🤖 AI Summary
This work addresses the challenge of dynamically selecting the optimal large language model (LLM) in multi-model deployment scenarios to balance performance and inference cost. The authors propose OrcaRouter, a dynamic routing method based on the LinUCB contextual bandit framework, which innovatively integrates a hybrid learning paradigm combining offline full-information feedback with online feedback-driven updates. OrcaRouter leverages lexical and sentence-level embedding features to enable context-aware routing decisions and supports continual online learning post-deployment. Evaluated on the RouterArena benchmark, OrcaRouter achieves a score of 72.08 (ranking second), an accuracy of 75.54%, and a remarkably low inference cost of just \$1 per thousand queries, demonstrating its effectiveness in enabling high-performance, cost-efficient LLM routing.
📝 Abstract
The rapid development of large language models, each with distinct capabilities and inference costs, raises a practical deployment question: given an incoming request, which model should handle it?
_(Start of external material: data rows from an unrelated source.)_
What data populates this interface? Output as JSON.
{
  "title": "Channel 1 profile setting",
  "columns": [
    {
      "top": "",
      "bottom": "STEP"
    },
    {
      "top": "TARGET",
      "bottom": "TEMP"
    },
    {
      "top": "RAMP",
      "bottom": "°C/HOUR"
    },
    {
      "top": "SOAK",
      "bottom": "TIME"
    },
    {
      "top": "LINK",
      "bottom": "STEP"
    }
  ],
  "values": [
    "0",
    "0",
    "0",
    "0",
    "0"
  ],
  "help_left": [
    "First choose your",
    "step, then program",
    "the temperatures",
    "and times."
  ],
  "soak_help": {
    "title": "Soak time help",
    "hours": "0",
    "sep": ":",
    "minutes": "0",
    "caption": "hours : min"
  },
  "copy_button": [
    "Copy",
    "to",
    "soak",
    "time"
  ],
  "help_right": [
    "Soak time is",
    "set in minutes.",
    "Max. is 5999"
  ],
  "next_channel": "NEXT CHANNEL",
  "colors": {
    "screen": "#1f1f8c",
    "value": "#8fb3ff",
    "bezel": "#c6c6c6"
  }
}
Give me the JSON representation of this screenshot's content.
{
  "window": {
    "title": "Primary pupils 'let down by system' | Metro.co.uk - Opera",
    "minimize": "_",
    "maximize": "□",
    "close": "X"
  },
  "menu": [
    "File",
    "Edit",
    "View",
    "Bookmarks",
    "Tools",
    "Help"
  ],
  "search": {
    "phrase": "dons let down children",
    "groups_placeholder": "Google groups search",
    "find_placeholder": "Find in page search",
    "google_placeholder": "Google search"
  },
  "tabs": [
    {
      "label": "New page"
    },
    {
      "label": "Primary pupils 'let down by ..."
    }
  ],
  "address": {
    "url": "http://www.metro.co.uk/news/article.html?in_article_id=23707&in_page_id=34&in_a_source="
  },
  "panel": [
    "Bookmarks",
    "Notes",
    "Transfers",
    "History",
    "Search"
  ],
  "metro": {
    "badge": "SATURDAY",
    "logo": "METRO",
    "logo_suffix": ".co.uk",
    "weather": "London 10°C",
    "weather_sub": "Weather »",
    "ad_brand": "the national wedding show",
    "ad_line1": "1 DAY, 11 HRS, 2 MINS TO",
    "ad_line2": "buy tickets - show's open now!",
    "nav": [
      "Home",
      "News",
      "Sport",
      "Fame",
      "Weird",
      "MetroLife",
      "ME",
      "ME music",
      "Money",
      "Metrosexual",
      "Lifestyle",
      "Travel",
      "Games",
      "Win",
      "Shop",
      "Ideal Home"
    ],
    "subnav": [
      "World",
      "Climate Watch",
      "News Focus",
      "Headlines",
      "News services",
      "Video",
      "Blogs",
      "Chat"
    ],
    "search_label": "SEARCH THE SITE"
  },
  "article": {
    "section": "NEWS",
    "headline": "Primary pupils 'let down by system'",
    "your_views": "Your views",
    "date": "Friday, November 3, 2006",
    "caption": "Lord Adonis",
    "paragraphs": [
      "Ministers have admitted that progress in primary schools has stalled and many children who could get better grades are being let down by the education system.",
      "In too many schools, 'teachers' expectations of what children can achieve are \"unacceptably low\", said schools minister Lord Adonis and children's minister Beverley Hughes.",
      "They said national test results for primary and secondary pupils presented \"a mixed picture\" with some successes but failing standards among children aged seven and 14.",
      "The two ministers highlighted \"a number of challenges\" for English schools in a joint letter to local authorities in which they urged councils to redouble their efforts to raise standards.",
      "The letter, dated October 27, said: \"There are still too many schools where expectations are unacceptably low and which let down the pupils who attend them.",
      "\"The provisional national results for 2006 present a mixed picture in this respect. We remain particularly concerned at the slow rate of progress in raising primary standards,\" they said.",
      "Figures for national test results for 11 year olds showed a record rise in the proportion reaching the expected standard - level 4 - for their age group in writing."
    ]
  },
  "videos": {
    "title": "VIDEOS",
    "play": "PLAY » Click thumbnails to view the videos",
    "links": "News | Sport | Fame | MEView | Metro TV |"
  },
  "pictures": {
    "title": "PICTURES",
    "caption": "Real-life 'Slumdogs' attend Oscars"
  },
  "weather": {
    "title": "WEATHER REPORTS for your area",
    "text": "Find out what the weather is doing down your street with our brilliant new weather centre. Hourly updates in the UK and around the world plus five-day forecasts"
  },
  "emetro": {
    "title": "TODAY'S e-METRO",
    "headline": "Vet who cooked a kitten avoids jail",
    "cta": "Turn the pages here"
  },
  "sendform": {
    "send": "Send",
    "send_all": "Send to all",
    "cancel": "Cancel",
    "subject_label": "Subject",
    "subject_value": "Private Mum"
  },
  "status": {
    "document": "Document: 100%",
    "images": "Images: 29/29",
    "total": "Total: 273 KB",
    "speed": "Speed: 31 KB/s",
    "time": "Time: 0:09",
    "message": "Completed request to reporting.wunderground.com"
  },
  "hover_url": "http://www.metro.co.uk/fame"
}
We present OrcaRouter, a production-oriented LLM router that combines a LinUCB-based contextual bandit over lexical and sentence-embedding features with a hybrid offline-online learning protocol. Offline, OrcaRouter obtains full-information feedback by evaluating each candidate model on a curated set of routing prompts, yielding a reward matrix used to fit one ridge regressor per arm. At deployment time, it initializes from these parameters and can optionally continue learning from bandit feedback, updating only the selected model's arm after observing its reward. At the time of our RouterArena submission (May 20, 2026), OrcaRouter-Adaptive ranked second on the public RouterArena leaderboard with an arena score of 72.08, achieving 75.54% accuracy at a cost of USD 1.00 per 1,000 queries.